Ron Jennings sprawl at STARLINX.COM
Wed Jun 11 20:48:31 EDT 1997


> > Sure, there have been some great Davey influenced moments which
wouldn`t
> > have been there if he wasn`t in the group
>
> IMO AD completely revitalised HW. In the early '80s they were
> in danger of disappearing up their own arses, the music was
> becoming too mellow, too simple. Partly that's a reflection of
> the times, there was new technology which sounded too clean and
> a lot of good bands began to produce bad albums. Basically
> quality studio gear seemed to make prog and hard rock musicians
> head straight for the AOR ground.

100% agreement here.

> Alan Davey was a HW fan, he understood what made HW tick and what
> appeals to  the fans and to some extent he reintroduced it. That
> something is a spirit of adventure, of danger, of perpetual change.
> In HW Brock is a catalyst who allows others to interact around him
> but the band began to ossify after Levitation. Alan brought change.
> Having said that it's good that he's gone because the band was
> again starting to stagnate, getting too electonic, relying too
> much on samplers and sequencers.

the sequencers and such were Brock's baby.
alan mentioned to me once how stifling it was that their set list was
unchangeable,
because it would mean dave would have to reprogram his machines.
the addition of a power-guitar will certainly liven things up. but a
certain percentage of
hawkwind's magic has departed.  (for me)

> > these moments were out-weighed by his slightly crude sub-Lemmy clone
> > style playing and singing. Lemmy is brilliant - he is one of the all
> > time greats of rock and his style is _his_ style - if you accidentally
> > stray too close to his style then you end up sounding bad.
>
> I think that you are just plain wrong here. Lemmy plays bass like
> a guitar, in fact like a guitarist. He doesn't just hold down the
> bottom end but uses the full range of the instrument to enhance the
> harmonic structure of the music. He uses arpeggios and intervals
> to add tonality. Great, but not unique. Lemmy plays very much like
> Jack Bruce, John Entwhistle and Noel Redding. Sure Alan is
> influenced by this (didn't he learn by playing along to HW records?)
> but it's not Lemmy's style, it's a generic rock bass style. Would
> you rather he held down root notes, usually on the beat a la Harvey?
> Or that HW had a bass player who played slap-funk on a fretless 5-string?

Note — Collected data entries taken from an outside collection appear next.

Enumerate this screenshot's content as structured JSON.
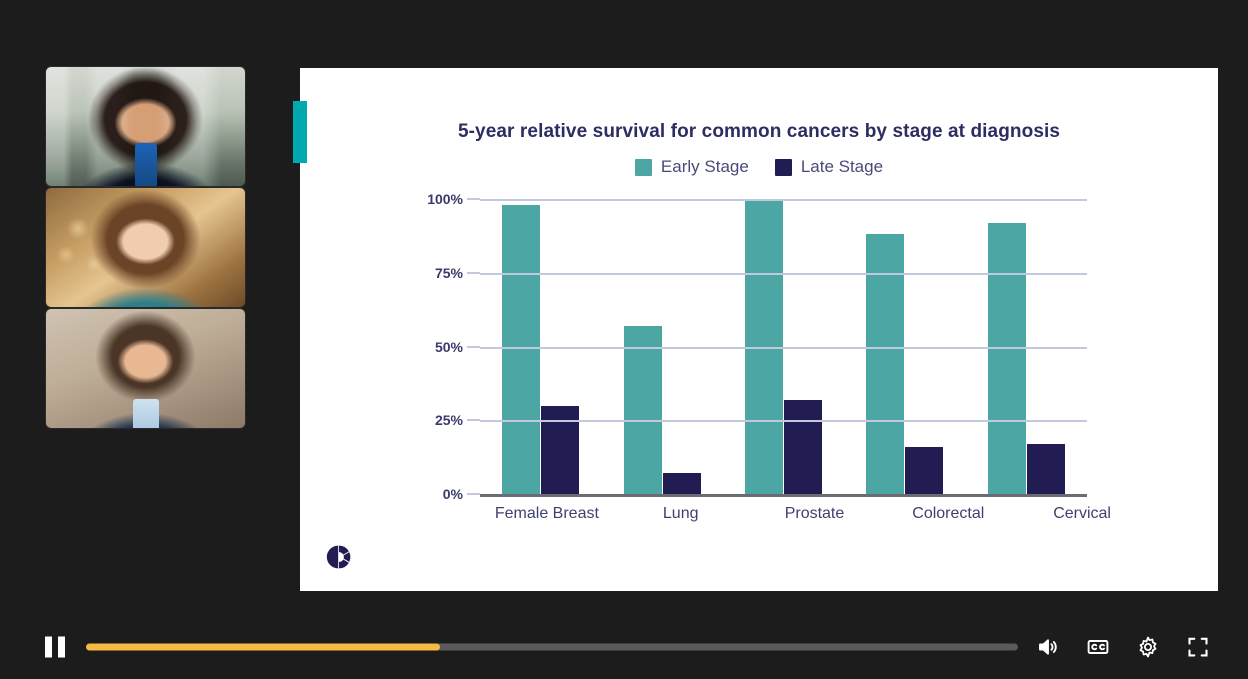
{
  "meeting": {
    "participants": [
      {
        "name": "participant-1",
        "description": "woman with dark hair in dark blazer, bright office background"
      },
      {
        "name": "participant-2",
        "description": "woman with long brown hair in teal patterned top, warm amber background"
      },
      {
        "name": "participant-3",
        "description": "bearded man in navy blazer and light blue shirt, beige wall background"
      }
    ]
  },
  "slide": {
    "logo_icon": "segmented-donut-logo-icon",
    "accent_tab_color": "#00a9b0"
  },
  "chart_data": {
    "type": "bar",
    "title": "5-year relative survival for common cancers by stage at diagnosis",
    "xlabel": "",
    "ylabel": "",
    "categories": [
      "Female Breast",
      "Lung",
      "Prostate",
      "Colorectal",
      "Cervical"
    ],
    "series": [
      {
        "name": "Early Stage",
        "color": "#4ba6a4",
        "values": [
          98,
          57,
          100,
          88,
          92
        ]
      },
      {
        "name": "Late Stage",
        "color": "#211d52",
        "values": [
          30,
          7,
          32,
          16,
          17
        ]
      }
    ],
    "ylim": [
      0,
      100
    ],
    "yticks": [
      "0%",
      "25%",
      "50%",
      "75%",
      "100%"
    ],
    "ytick_values": [
      0,
      25,
      50,
      75,
      100
    ],
    "grid": true,
    "legend_position": "top"
  },
  "player": {
    "play_pause_state": "pause",
    "play_pause_icon": "pause-icon",
    "progress_percent": 38,
    "progress_fill_color": "#f6b944",
    "controls": [
      {
        "name": "volume",
        "icon": "volume-icon"
      },
      {
        "name": "captions",
        "icon": "closed-captions-icon",
        "label": "CC"
      },
      {
        "name": "settings",
        "icon": "gear-icon"
      },
      {
        "name": "fullscreen",
        "icon": "fullscreen-icon"
      }
    ]
  }
}
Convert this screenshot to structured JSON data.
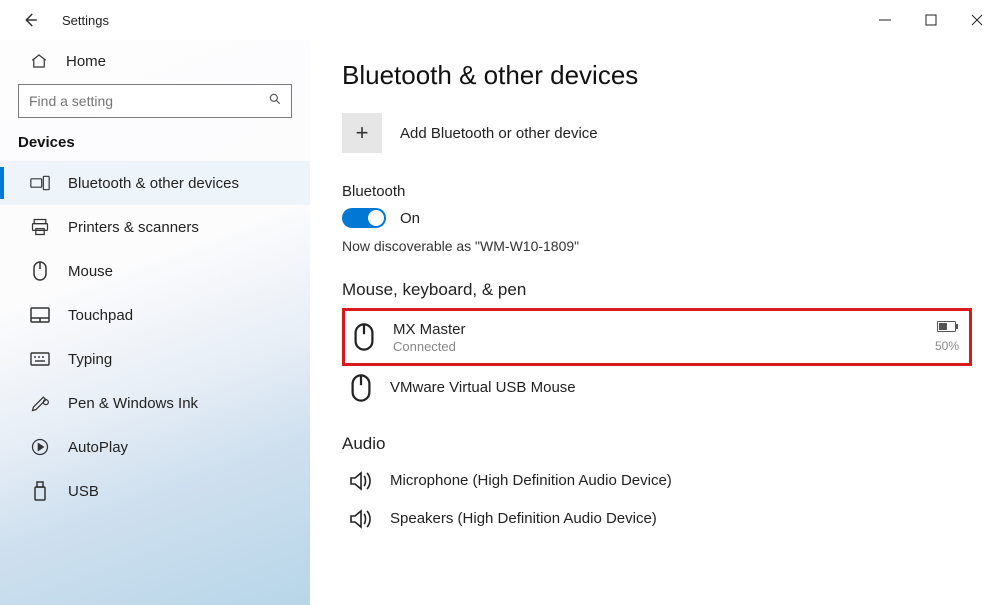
{
  "window": {
    "title": "Settings"
  },
  "sidebar": {
    "home": "Home",
    "search_placeholder": "Find a setting",
    "section": "Devices",
    "items": [
      {
        "label": "Bluetooth & other devices",
        "icon": "devices"
      },
      {
        "label": "Printers & scanners",
        "icon": "printer"
      },
      {
        "label": "Mouse",
        "icon": "mouse"
      },
      {
        "label": "Touchpad",
        "icon": "touchpad"
      },
      {
        "label": "Typing",
        "icon": "keyboard"
      },
      {
        "label": "Pen & Windows Ink",
        "icon": "pen"
      },
      {
        "label": "AutoPlay",
        "icon": "autoplay"
      },
      {
        "label": "USB",
        "icon": "usb"
      }
    ]
  },
  "main": {
    "title": "Bluetooth & other devices",
    "add_label": "Add Bluetooth or other device",
    "bt_header": "Bluetooth",
    "bt_state": "On",
    "discover_text": "Now discoverable as \"WM-W10-1809\"",
    "mouse_section": "Mouse, keyboard, & pen",
    "devices": {
      "mx": {
        "name": "MX Master",
        "status": "Connected",
        "battery": "50%"
      },
      "vm": {
        "name": "VMware Virtual USB Mouse"
      }
    },
    "audio_section": "Audio",
    "audio": {
      "mic": "Microphone (High Definition Audio Device)",
      "spk": "Speakers (High Definition Audio Device)"
    }
  }
}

once again, lemmy is the reason alan learned to play bass.
dave is a part of the reason alan played bass like lemmy.
dave wanted a lemmy clone, and so he got it.
alan's solo stuff does not sound like lemmy.
it sounds like alan.

> > Now listen to Alan trying to sing The Right Stuff (for example) and its
> > painful
>
> Agreed

disputed.

> > Alan undoubtedly did contribute energy to the group at a time when they
> > needed it (after HLL left) but he brought in a new aspect of the sound
> > which to me always sounded lumpy.
>
> Not sure what you mean by *lumpy*, but AD had the misfortune to play
> with some awful drummers. Richard is very good but those anonymous
> morons before him who merely banged out a 4/4 beat... YUCK!

one drummer is as good as the next for me, i like richard as a person.